We ended up re-implementing this functionality such that we had a Purify competitor (and getting sued, and losing, even though Sun later patented the same technique we used).[1] Integrating it into the debugger allowed you to fine-tune the debugging capability you wanted on a module-by-module basis. This was a superb tool.

Now, what are the raw capabilities that made this stuff really neat?

1. Incremental reload of modules. That removes the debugger restart cost (symbol loading is a huge time sink).
2. Supply worst-case scenarios for code. In our tool, we'd initialize heap and stack memory to 0xbfbfbfbf patterns, which tended to trigger bugs in code that had intitialization errors.
3. Track heap allocations. Knowing who allocated something is remarkably valuable, particularly for tracking down memory leaks.
4. Augment the code with error checks that are sensible for the source language. For instance, we knew the type that was assigned to memory so we used that to detect all manner of type mismatches.
5. Augment the code with bounds checking for arrays. The bounds checkers worked with the heap system, which of course tracked the size of all allocations. This caught a lot of off-by-one errors.

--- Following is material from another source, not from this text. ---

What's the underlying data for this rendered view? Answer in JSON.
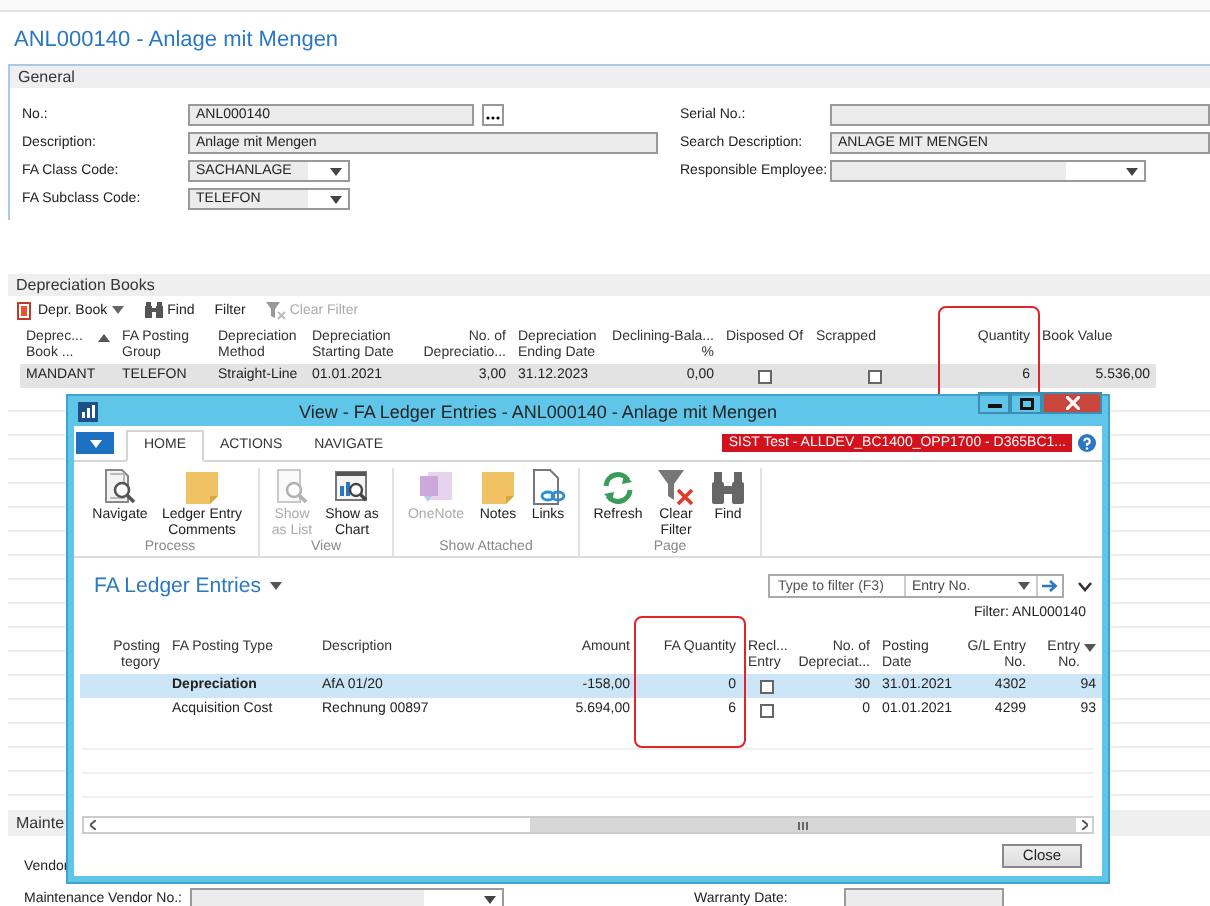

The tool also provided two additional interesting features. One was called "action points". Since we had a C interpreter in the product it was no big deal to allow you to type C code into it and run it at arbitrary times. We'd allow you to attach any code you wanted to any line in the program or to just type code at the debug prompt and it would run in the current scope. This was useful for things like adding print statements without recompiling, for instance, and for adding assertions, and many other things.

The other feature was a graphical heap inspector. All this did was display structures as tables of their internal values and allow traversal of references to other structures, which would be displayed (including links between the structures). This made the shape of data a LOT easier to determine.

Several people talked about adding reverse execution. That was actually done for Java by a tools company back in 1996 (maybe 1997). It didn't always work, but it was pretty neat. The problem is that the recording code was pretty expensive and there's a limit to people's patience and what they'll spend on hardware (although I grant that hardware is a lot less of an issue today than it was even in 1997, to say nothing of 1989). Anyway this feature is a lot less interesting if your debugger can find errors at the point they occur.

Anyway, back in 1995 when I started to work with Visual-C++ on a regular basis I was appalled by what Microsoft was calling a "state of the art" debugger. Feh! It was 1985 technology with a pretty face. It really has not improved much since then either, although they do at least have a pessimistic heap allocator now. With their ability to hook in with the compiler they could do a phenomenal job with heap allocation tracking and instrumentation of code with error checks but they don't bother (because, I suppose, they make their money even without it).

Now, using a language with runtime error checking built in - such as Java, C#, or Visual Basic, seriously undermines the amount of effort you have to put into the debugger. Still, I'd like to see a lot better heap debugging features built into compilers and runtime environments.

Hope this gives people some ideas, and that they lead to tools I can use.

[1] One thing that could be done to avoid the Purify patents would be to have the compiler emit the instrumentation. For the OSS world, where you always have the source code, that is eminently practical. Furthermore you can get all the benefits of an interpreter but at higher performance. A big problem with Purify's technology, and the technology we came up with, was that you're doing a lot of heuristics during code inspection. It's easy to miss code or misinterpret code, and of course the code inspector is VERY architecture and compiler dependent. What I would like to see is a gcc/glibc/gdb combination where the compiler, libraries, and debugger all worked together. That wasn't possible back when the vendor controlled the compiler and you didn't have access to library source. Today it is, at least for the OSS world.